Arlington-based BAE Systems, the U.S. arm of the British contractor, purchased two analytics companies last year: a North Carolina small business that provides imaging technology and analytics to the government, and a Texas intelligence firm. Some of the tools acquired through those purchases have been incorporated into the new offering, Jungck said.
The service is based on a pilot project BAE conducted during the 2014 Sochi Olympics. Special software scrutinizes what people are saying about a company on social media, Web forums, discussion boards and other corners of the Internet. Data analysts put the findings into context — separating “normal” online outrage from something more serious — to identify risks for a business, from the threat of cyberattacks to online activism.
During the Sochi experiment, the company’s McLean-based Advanced Analytics Lab monitored online chatter about the Olympics to study how people discussed security, infrastructure and other concerns related to the event.
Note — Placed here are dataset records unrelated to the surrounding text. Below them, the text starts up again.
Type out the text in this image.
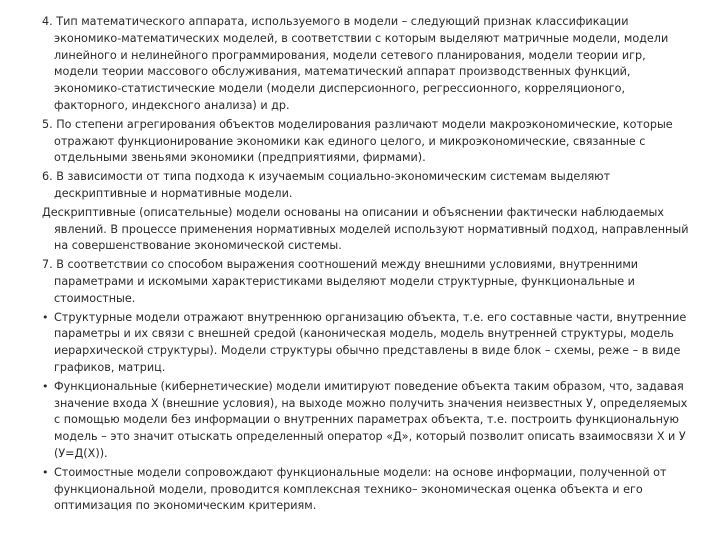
4. Тип математического аппарата, используемого в модели – следующий признак классификации экономико-математических моделей, в соответствии с которым выделяют матричные модели, модели линейного и нелинейного программирования, модели сетевого планирования, модели теории игр, модели теории массового обслуживания, математический аппарат производственных функций, экономико-статистические модели (модели дисперсионного, регрессионного, корреляционого, факторного, индексного анализа) и др.

5. По степени агрегирования объектов моделирования различают модели макроэкономические, которые отражают функционирование экономики как единого целого, и микроэкономические, связанные с отдельными звеньями экономики (предприятиями, фирмами).

6. В зависимости от типа подхода к изучаемым социально-экономическим системам выделяют дескриптивные и нормативные модели.

Дескриптивные (описательные) модели основаны на описании и объяснении фактически наблюдаемых явлений. В процессе применения нормативных моделей используют нормативный подход, направленный на совершенствование экономической системы.

7. В соответствии со способом выражения соотношений между внешними условиями, внутренними параметрами и искомыми характеристиками выделяют модели структурные, функциональные и стоимостные.

• Структурные модели отражают внутреннюю организацию объекта, т.е. его составные части, внутренние параметры и их связи с внешней средой (каноническая модель, модель внутренней структуры, модель иерархической структуры). Модели структуры обычно представлены в виде блок – схемы, реже – в виде графиков, матриц.
• Функциональные (кибернетические) модели имитируют поведение объекта таким образом, что, задавая значение входа Х (внешние условия), на выходе можно получить значения неизвестных У, определяемых с помощью модели без информации о внутренних параметрах объекта, т.е. построить функциональную модель – это значит отыскать определенный оператор «Д», который позволит описать взаимосвязи Х и У (У=Д(Х)).
• Стоимостные модели сопровождают функциональные модели: на основе информации, полученной от функциональной модели, проводится комплексная технико– экономическая оценка объекта и его оптимизация по экономическим критериям.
Analysts were able to track an increase in posts about Sochi’s stray-dog problem and unprepared hotels as long as 12 days before they were confirmed in reporting by traditional news media, according to Jungck. The company didn’t have a specific client but used the event to demonstrate its technology to potential customers, he said.
BAE Systems isn’t the only Washington-area contractor investing in sentiment analysis.
McLean cyber analytics firm Novetta Solutions also acquired two companies last year: Global News Intelligence, which analyzes media reports to track the spread of influence and rhetoric and SigInt Technologies, an intelligence analysis company.
Although GNI worked primarily with government clients, founder Bryan Rich said the commercial sector promised more growth.
“Large companies are starting to act like nation-states,” he said. “They need tools to be able to manage and understand what’s happening around them.”
More recently, Reston software company NCI purchased Computech, a big data analysis company, to expand out of pure defense work.
Companies interested in sentiment analysis, as the service is known, range from financial firms and retailers that want to watch for rhetoric from hackers, or big energy companies that want to monitor perception at their global locations, Jungck said.
The technology can be used to give companies a heads-up on negative publicity.
In a 2014 analysis of Fortune 500 firms, BAE Systems looked at those companies that experienced protests at their annual meetings. By studying activists’ public social media posts prior to a demonstration, BAE found that on average, people were discussing the company or making plans 12 days in advance of the event.